К началу нынешнего века Россия была не слишком богата ученой публикой. Всего в 1914 году вместе с практикующими медиками, профессорами консерваторий и духовных академий в стране числилось 11,6 тысяч людей ученого звания. Даже в Швеции в те годы, не говоря уже об Англии, Франции и Германии ученых было несравненно больше. Расселялся научный люд по стране также крайне неравномерно. Некоторое, весьма, впрочем, скромное число профессоров жило в Москве, Варшаве, Казани, Киеве, Одессе и Томске. Но основная масса предпочитала столицу с ее Императорской Академией наук, Институтом экспериментальной медицины, Университетом, Военно-медицинской и Лесной академиями, Высшими женскими курсами и другими исследовательскими и учебными учреждениями. Именно отсюда, с Петрограда уничтожать российскую науку и начали. И первой жертвой новой власти стала Российская Академия наук.
Весть о крушении монархии Академия встретила с радостью. В своем экстраординарном заседании 24 марта 1917 года АН
«единогласно постановила представить правительству, пользующемуся доверием народа, те знания и средства, какими она может служить России».[2]

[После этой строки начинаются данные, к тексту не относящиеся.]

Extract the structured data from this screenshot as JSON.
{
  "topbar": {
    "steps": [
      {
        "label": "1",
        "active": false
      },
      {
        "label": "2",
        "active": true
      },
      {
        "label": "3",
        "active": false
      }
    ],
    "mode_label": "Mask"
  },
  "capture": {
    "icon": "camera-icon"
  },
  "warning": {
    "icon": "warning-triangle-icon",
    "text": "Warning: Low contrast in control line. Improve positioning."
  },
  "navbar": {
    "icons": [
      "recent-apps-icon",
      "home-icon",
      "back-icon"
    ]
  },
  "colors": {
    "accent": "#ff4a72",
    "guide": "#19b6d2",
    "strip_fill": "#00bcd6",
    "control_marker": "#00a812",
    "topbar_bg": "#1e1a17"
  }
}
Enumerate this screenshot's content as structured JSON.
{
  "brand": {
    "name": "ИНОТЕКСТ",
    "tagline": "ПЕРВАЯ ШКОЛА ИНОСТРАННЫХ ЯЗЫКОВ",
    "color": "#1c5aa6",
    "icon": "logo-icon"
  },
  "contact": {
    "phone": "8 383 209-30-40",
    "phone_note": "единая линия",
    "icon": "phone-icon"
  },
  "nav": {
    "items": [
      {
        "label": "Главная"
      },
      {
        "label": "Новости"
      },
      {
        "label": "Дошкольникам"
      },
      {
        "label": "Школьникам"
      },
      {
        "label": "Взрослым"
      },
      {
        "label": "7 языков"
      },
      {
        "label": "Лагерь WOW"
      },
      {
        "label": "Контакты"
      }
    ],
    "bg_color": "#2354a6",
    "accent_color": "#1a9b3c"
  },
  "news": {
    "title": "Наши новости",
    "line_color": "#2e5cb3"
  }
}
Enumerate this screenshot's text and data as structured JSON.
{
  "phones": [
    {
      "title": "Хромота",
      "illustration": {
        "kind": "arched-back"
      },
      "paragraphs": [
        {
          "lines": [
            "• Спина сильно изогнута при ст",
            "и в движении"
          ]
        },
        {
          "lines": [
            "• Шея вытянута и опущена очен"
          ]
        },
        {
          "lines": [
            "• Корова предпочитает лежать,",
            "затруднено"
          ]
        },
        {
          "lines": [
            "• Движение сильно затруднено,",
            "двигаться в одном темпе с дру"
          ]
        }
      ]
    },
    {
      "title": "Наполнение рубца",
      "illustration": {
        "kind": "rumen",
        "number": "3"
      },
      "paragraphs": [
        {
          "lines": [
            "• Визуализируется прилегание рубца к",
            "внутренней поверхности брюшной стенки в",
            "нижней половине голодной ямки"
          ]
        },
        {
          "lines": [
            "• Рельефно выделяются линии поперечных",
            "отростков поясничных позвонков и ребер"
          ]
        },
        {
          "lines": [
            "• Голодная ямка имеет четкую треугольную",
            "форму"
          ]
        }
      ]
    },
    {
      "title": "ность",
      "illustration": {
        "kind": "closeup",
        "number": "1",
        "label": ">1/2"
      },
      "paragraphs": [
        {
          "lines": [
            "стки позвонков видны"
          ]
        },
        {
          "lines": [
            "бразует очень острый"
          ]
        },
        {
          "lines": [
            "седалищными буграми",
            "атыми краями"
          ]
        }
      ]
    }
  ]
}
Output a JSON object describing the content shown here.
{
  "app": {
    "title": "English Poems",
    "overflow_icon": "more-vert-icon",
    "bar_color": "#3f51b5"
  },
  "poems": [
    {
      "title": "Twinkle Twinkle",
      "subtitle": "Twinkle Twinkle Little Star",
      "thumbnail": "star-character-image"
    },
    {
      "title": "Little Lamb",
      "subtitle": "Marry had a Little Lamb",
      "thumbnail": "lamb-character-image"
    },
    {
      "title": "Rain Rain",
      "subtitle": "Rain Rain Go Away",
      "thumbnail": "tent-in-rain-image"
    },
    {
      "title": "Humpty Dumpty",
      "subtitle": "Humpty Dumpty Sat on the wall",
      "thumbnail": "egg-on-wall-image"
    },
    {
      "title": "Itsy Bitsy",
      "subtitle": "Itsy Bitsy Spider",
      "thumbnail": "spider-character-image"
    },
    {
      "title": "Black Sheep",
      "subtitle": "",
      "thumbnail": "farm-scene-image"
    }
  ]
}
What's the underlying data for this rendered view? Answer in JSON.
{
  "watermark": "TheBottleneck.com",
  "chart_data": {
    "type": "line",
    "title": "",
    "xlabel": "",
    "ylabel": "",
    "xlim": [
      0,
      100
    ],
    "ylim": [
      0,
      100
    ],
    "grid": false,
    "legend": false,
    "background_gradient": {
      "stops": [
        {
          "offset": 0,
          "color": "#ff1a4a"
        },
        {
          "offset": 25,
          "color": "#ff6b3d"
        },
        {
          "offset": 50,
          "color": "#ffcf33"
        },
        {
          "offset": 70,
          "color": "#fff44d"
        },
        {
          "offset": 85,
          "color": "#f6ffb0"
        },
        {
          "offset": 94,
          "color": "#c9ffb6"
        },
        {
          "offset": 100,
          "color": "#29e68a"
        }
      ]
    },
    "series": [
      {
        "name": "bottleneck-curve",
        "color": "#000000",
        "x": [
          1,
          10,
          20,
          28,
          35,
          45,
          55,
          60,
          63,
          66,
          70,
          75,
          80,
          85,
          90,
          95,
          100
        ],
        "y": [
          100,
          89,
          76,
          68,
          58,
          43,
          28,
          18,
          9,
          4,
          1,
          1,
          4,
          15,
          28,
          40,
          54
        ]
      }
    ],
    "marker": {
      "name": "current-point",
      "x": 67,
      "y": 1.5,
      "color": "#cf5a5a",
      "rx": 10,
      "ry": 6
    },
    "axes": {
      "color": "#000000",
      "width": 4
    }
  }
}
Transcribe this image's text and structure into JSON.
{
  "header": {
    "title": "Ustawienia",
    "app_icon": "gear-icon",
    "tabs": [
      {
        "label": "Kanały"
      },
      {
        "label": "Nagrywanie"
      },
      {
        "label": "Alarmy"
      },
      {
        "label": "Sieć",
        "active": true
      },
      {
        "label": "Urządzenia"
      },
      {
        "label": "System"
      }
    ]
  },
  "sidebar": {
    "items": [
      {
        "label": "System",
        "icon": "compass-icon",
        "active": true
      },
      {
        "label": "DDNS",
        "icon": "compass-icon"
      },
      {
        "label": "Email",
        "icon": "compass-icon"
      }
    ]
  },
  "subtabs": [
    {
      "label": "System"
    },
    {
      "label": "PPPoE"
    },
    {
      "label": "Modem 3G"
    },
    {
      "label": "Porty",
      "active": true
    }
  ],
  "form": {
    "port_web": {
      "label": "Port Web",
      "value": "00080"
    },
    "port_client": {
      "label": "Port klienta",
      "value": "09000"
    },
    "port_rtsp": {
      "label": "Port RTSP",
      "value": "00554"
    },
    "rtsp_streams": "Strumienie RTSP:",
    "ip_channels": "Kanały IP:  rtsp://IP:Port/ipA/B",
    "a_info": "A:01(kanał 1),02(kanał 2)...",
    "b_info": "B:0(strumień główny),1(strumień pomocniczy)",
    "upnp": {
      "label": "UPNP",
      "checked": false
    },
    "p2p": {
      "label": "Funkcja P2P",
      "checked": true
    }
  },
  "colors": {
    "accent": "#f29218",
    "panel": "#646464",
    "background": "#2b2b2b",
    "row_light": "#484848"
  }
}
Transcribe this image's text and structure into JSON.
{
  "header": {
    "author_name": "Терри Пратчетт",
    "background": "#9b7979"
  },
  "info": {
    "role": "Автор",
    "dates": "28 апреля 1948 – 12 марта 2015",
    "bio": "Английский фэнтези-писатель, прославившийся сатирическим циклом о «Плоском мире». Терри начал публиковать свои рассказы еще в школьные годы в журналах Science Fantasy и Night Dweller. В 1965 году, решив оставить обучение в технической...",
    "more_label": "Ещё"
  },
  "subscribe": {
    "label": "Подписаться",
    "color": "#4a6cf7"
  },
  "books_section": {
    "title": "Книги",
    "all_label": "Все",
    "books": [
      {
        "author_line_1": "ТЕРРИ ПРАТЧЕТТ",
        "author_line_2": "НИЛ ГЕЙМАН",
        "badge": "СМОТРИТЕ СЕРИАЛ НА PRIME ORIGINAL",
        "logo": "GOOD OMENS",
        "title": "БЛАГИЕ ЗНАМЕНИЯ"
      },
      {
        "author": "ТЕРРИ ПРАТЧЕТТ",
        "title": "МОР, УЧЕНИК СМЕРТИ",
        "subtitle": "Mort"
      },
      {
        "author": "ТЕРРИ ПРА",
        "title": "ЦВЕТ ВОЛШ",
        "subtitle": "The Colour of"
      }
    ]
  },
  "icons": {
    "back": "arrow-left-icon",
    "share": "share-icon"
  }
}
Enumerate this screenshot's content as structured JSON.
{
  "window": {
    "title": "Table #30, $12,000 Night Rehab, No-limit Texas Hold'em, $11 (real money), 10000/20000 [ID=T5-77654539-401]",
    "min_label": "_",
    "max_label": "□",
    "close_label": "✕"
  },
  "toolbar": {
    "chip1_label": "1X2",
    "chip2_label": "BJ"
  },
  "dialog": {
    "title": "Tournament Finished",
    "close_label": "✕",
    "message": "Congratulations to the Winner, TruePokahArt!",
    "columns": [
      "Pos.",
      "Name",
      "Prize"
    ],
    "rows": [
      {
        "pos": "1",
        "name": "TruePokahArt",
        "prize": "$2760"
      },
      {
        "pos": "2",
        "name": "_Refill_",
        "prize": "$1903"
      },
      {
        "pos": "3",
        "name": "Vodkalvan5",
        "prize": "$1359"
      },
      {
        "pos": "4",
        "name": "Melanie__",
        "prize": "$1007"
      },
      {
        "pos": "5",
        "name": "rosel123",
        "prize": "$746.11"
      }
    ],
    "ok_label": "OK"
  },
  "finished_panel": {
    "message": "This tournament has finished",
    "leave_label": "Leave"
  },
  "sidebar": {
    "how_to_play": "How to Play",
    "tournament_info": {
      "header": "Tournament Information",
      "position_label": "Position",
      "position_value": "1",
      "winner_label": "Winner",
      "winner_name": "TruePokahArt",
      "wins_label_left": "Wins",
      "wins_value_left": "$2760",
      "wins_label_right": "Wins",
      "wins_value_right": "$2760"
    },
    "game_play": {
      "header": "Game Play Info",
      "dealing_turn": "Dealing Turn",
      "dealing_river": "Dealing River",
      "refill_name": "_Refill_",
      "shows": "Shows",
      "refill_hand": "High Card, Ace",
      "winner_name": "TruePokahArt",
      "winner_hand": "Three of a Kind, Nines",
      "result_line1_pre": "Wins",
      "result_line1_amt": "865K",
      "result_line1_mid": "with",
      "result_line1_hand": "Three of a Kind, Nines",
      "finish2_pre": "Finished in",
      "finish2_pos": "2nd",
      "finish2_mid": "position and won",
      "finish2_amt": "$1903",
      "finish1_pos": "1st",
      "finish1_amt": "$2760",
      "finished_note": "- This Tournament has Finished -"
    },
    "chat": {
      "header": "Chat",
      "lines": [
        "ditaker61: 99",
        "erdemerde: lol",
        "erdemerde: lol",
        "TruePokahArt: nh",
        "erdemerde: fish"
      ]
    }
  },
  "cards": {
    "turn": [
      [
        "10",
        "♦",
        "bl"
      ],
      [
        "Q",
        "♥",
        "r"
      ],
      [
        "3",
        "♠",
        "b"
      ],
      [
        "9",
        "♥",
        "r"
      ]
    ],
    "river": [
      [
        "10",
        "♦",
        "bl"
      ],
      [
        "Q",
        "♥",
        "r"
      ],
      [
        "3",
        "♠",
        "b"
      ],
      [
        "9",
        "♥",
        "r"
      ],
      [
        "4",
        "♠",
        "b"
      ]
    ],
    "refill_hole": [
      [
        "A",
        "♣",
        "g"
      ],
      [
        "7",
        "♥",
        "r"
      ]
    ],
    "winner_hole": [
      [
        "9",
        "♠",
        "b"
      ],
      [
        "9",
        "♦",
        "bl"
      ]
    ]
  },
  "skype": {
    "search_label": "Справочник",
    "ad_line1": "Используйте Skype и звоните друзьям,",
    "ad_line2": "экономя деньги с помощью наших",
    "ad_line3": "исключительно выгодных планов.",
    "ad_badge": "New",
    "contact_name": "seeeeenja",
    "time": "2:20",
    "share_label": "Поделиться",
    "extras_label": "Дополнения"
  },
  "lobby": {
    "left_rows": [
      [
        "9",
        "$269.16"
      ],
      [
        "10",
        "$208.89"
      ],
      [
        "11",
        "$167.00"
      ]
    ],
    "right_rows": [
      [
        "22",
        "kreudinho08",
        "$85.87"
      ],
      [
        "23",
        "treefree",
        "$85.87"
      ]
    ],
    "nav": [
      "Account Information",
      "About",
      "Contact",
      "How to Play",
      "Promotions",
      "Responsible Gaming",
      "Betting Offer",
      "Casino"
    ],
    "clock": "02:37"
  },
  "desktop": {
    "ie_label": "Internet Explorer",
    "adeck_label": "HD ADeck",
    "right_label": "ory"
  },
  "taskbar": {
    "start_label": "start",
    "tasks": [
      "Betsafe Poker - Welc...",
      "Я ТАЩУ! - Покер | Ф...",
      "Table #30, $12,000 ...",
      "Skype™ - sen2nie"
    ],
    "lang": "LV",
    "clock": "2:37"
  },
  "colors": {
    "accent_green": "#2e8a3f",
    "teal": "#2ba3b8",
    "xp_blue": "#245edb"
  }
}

Но с теми, кто полгода спустя захватил Зимний дворец ученые иметь дело отказались. «Если то, что делают большевики с Россией — эксперимент, то для такого эксперимента я пожалел бы предоставить даже лягушку» — заявил зимой 1918 года академик И. П. Павлов.[3] Эти слова великого физиолога выразили мнение большинства членов Академии. Ученые требовали созыва Учредительного собрания. Они не желали расставаться с демократическими надеждами, которые породил Февраль. И поплатились за это.
Большевики решили взять науку измором. 12 апреля 1918 года Совет Народных комиссаров принял решение впредь производить финансирование лишь «соответственных работ» Академии наук. Председатель СНК Ленин имел ввиду впредь оплачивать только те весьма ограниченные поручения экономического и технического характера, которые ученные станут выполнять по прямому заказу советского правительства. Институты, музеи, лаборатории Академии перестали получать какие бы то ни было средства на свое содержание.